The tenor of my post was a caveat, so I think we are more on the same page than your response indicates in my reading of it.

You write:

Take one pair of coordinates:- 95W and 0.5C/W. That gives a deltaT of 47.5Cdegrees.

My point was that .5 is greater than .44, obviously; that is, ignore the .44 figure!

Let's add some more numbers to the mix. On the assumption that you have a sink with a resistance of .44, you might think an attempt to dissipate 20 Watts will give you almost 9 degrees C above ambient, when in fact at that Pd you will have a resistance of .75, and a rise above ambient of 15 degrees!

Again, as pacificblue pointed out, you need the figure for YOUR Pd. This can be hard to obtain. Plots such as the one above can help you do that.

But what about off the chart?

I think the assumption that .44 C/W is rated for a deltaT=70degC is risky; I would bet deltaT is higher still for the .44 figure, way higher. Still I agree entirely that we are dealing here with "running very hot," as you put it, and whether the plot covers "low power" I leave to future design(er)s. Frankly I think .44 is absurd; I suppose I should have said that outright. I can't see why anyone would publish such a figure at all. That figure sounds like a heat sink of this type at 200C located in a sub zero freezer.

BTW it is part # 62335.
 
the reason the manufacturers quote that figure is that they have all agreed on a similar deltaT of around 70 to 80Cdegrees. We as builders are supposed to be aware of the standard and what we need to do to make use of the standard information.

We as users MUST de-rate the standard Rth s-a to suit what we require and to suit the operating conditions.
I habitually multiply Rth s-a by 1.33 as a first guess at dissipation ability. Find out deltaT and then adjust Rth s-a more accurately once I have an idea at the operating temperatures.

This is part of the reason I recommend our beginners to double the dissipation requirement that National suggest in their design tables.
If National's table says use 4C/W for Ta=25degC then consider your design using around 2C/W.
 
A model proposal

AndrewT said:
We as users MUST de-rate the standard Rth s-a to suit what we require and to suit the operating conditions.

Point taken; here's another pass at the issue.

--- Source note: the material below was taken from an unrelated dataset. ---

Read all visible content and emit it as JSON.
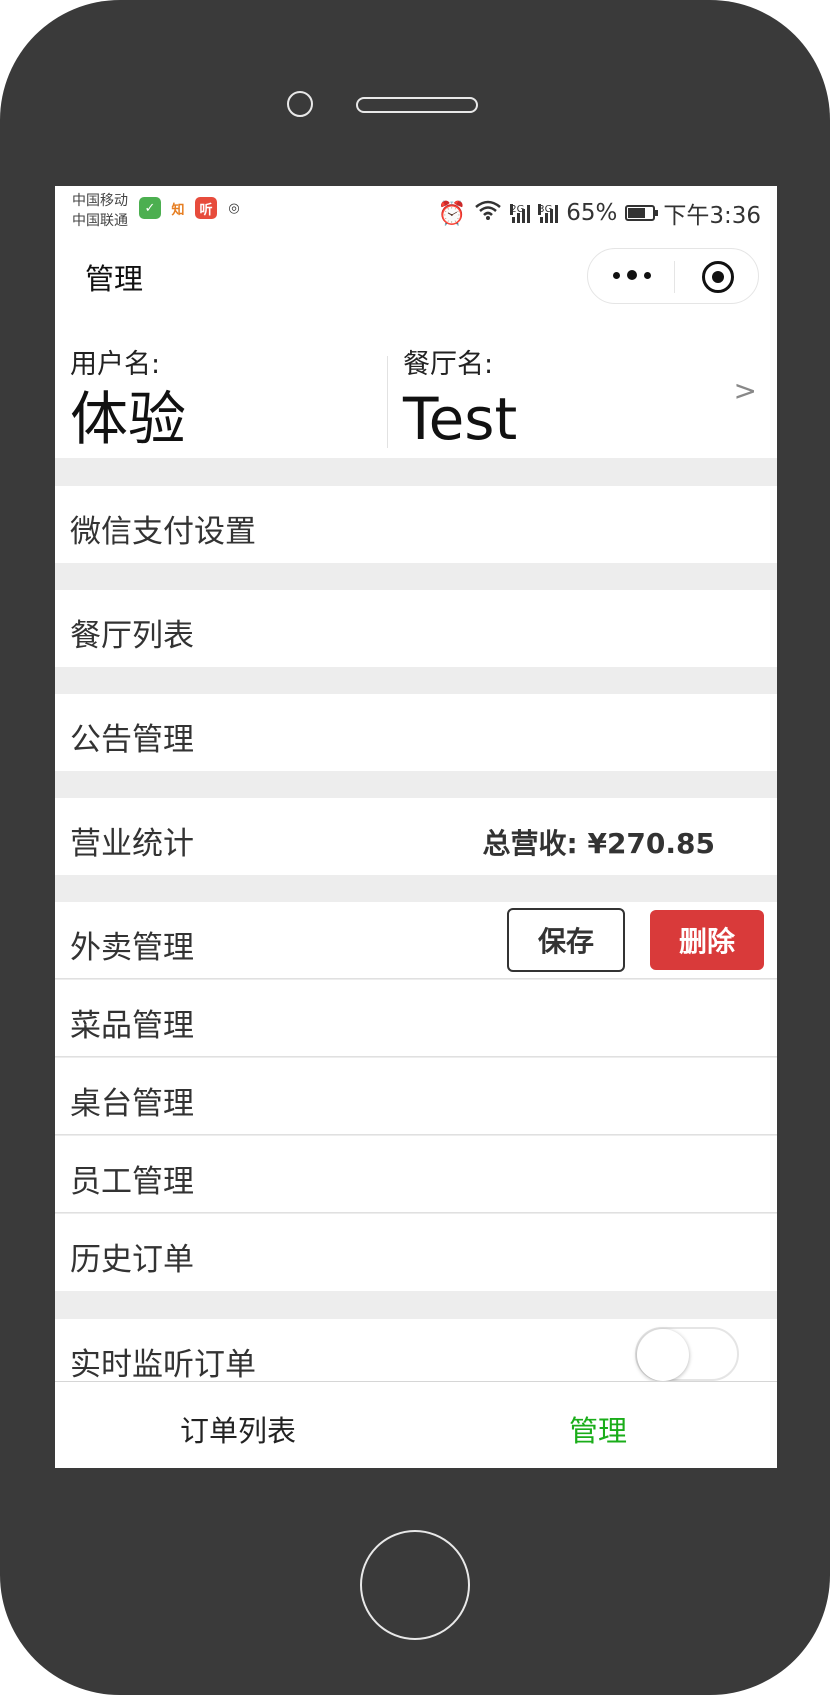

In an article on heatsink construction, the model

50/sqrt A

is proposed (http://w1.859.telia.com/~u85920178/begin/heat-0.htm).

This give very conservative figures...in the case before us thus far, we can use the given surface area to obtain a resistance of .91, a figure that corresponds to dissipating less than 10 watts and a delta T of under 10 deg. C.

By altering the constant in direct proportion, we can get different figures. Instead of 50, for around 20 watts/delta T 15 deg. C use 40, for around 60watts/delta T 35, use 33.

I wish I could get a function in there that would really predict what will happen from just wattage!

Of course 1.33 and 2 times are easier!